Visit the website: http://zenpundit.blogspot.com/2007/11/psychology-of-warlord-kents-imperative.html

no news day

I had a bad habit of listening to BBC news (on tv) while I am about to take a nap ! I was about to snooze when I shifted mood! Not because of the content of the news but because the reporter who was serious talking about the teargas that was thrown to rallyists in Iran was being bugged by a big fly on her face. While she was reporting the news, the fly was so obviously seen jumping from her nose then to her eyes, to her cheeks and I was afraid it would go inside her mouth (almost)!

Oh God that was hilarious!

But I jsut admired the reporter who just kept on reporting. Not once did she tried to shoo away the fly with her hand or move her head so the fly could go. That was great!

How will the whole world feel and accept a news program without any news?

Sunday, December 6, 2009

peace be with you


I am presently writing about peace education, building and development. It is kind of challenging to write an analysis and evaluation on it especially because it means writing about people's lives in areas with armed conflicts here in Mindanao.

I have done some really risky work before but reading through raw data is giving me the same terror of being there. Now I have developed some sense of obligation to share about peace. I live in Mindanao and although my city is neutral to all factions who are at war here, I still believe that writing about peace will somehow deepen my advocacy with my friends here. Here is UN's website for more information - http://www.un.org/peace/peacebuilding/

These kind of materials pokes me and remind me of the security I own. Not that much really, but the people who lives in conflict laden lands, have nothing.
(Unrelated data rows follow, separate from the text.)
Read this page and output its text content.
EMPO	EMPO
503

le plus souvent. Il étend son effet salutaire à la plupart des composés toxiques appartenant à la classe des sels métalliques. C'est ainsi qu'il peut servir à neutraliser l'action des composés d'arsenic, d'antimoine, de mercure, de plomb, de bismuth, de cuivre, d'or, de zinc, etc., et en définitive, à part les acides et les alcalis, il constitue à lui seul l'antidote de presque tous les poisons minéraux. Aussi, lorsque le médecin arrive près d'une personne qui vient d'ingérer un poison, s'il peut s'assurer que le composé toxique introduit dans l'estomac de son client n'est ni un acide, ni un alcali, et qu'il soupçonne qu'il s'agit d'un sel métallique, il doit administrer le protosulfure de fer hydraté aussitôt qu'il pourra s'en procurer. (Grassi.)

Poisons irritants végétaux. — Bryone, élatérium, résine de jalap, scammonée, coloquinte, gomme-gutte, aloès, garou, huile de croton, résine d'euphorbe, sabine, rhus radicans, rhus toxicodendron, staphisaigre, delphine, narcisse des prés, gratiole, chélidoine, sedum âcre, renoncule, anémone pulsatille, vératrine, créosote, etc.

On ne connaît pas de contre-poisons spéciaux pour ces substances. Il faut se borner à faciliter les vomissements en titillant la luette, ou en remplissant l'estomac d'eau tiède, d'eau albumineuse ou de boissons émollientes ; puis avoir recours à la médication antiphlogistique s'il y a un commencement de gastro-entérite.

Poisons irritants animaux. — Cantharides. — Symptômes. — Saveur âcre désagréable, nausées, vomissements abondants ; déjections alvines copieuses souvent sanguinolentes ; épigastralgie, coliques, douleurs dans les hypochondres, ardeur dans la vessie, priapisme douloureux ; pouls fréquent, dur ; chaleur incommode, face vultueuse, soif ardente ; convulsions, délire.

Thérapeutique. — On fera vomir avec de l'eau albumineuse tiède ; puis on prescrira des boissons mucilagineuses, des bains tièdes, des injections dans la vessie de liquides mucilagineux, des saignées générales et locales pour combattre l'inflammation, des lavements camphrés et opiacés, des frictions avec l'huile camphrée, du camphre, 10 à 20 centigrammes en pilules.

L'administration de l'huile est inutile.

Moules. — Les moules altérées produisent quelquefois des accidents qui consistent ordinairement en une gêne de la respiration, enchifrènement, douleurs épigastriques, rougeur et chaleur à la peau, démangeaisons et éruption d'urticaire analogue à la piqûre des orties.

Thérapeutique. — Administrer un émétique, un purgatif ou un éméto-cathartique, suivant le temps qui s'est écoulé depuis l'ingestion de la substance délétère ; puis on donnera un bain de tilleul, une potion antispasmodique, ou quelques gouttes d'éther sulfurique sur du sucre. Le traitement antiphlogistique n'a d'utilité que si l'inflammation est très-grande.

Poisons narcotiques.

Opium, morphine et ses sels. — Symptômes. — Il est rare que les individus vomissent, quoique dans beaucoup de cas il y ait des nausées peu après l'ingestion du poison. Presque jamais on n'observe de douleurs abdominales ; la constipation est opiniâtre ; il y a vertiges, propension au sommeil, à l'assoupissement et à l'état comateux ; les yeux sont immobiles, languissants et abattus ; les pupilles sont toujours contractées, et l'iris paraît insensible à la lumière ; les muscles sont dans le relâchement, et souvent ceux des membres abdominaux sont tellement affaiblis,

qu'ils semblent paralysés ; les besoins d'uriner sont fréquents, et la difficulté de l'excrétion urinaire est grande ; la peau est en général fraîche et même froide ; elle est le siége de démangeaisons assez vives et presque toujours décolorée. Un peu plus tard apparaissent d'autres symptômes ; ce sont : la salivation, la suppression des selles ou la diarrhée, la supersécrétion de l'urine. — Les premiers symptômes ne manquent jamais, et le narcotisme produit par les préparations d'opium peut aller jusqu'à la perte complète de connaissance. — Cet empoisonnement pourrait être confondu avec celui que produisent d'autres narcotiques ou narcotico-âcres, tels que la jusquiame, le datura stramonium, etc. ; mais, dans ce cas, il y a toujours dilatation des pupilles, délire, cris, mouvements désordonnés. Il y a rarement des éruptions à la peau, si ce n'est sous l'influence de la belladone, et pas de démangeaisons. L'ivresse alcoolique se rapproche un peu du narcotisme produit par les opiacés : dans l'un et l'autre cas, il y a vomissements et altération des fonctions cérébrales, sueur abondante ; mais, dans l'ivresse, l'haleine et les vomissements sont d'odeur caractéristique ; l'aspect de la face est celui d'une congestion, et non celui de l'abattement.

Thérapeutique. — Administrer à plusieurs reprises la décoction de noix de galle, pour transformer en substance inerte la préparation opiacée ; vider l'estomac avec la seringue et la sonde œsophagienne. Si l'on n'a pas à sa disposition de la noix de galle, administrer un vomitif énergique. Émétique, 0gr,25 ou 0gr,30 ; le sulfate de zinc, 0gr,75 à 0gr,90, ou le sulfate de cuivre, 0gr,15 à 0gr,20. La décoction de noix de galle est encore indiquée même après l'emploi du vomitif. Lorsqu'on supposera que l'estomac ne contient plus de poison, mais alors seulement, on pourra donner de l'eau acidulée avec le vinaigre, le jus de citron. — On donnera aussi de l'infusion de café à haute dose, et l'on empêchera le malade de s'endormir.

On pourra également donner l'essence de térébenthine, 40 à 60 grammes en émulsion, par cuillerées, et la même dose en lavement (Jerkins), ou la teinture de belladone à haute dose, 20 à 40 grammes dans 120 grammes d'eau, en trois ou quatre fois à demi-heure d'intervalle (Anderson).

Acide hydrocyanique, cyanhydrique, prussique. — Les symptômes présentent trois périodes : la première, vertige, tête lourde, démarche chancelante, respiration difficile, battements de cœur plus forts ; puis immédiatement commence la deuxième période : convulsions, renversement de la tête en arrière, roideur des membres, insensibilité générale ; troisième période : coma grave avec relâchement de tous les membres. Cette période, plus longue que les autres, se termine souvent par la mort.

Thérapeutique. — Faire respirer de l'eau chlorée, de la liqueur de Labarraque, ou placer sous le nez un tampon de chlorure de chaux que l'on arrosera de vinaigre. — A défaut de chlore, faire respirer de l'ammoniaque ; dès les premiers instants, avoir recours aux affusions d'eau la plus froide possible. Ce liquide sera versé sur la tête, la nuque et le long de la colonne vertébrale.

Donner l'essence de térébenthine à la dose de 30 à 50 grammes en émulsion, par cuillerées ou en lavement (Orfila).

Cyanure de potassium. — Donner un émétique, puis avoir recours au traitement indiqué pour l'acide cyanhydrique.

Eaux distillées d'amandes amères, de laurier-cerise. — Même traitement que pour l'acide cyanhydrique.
Whenever they are given back their homes, most likely they are going to lose it again at another spark of gun battles. When they get some nights of peaceful sleep, they will have more nights of nightmares! But they hope and live. How does one bargain to God for security?

To take a rest from what I am writing about peace, I visited my blog to share peace with my friends here!

Thursday, December 3, 2009

Republic of Love

I am kind of occupied with some writing job. You might want to watch this movie that I haven't seen. But basic instinct says, this could be a great movie. Watch it first, then tell me your notes!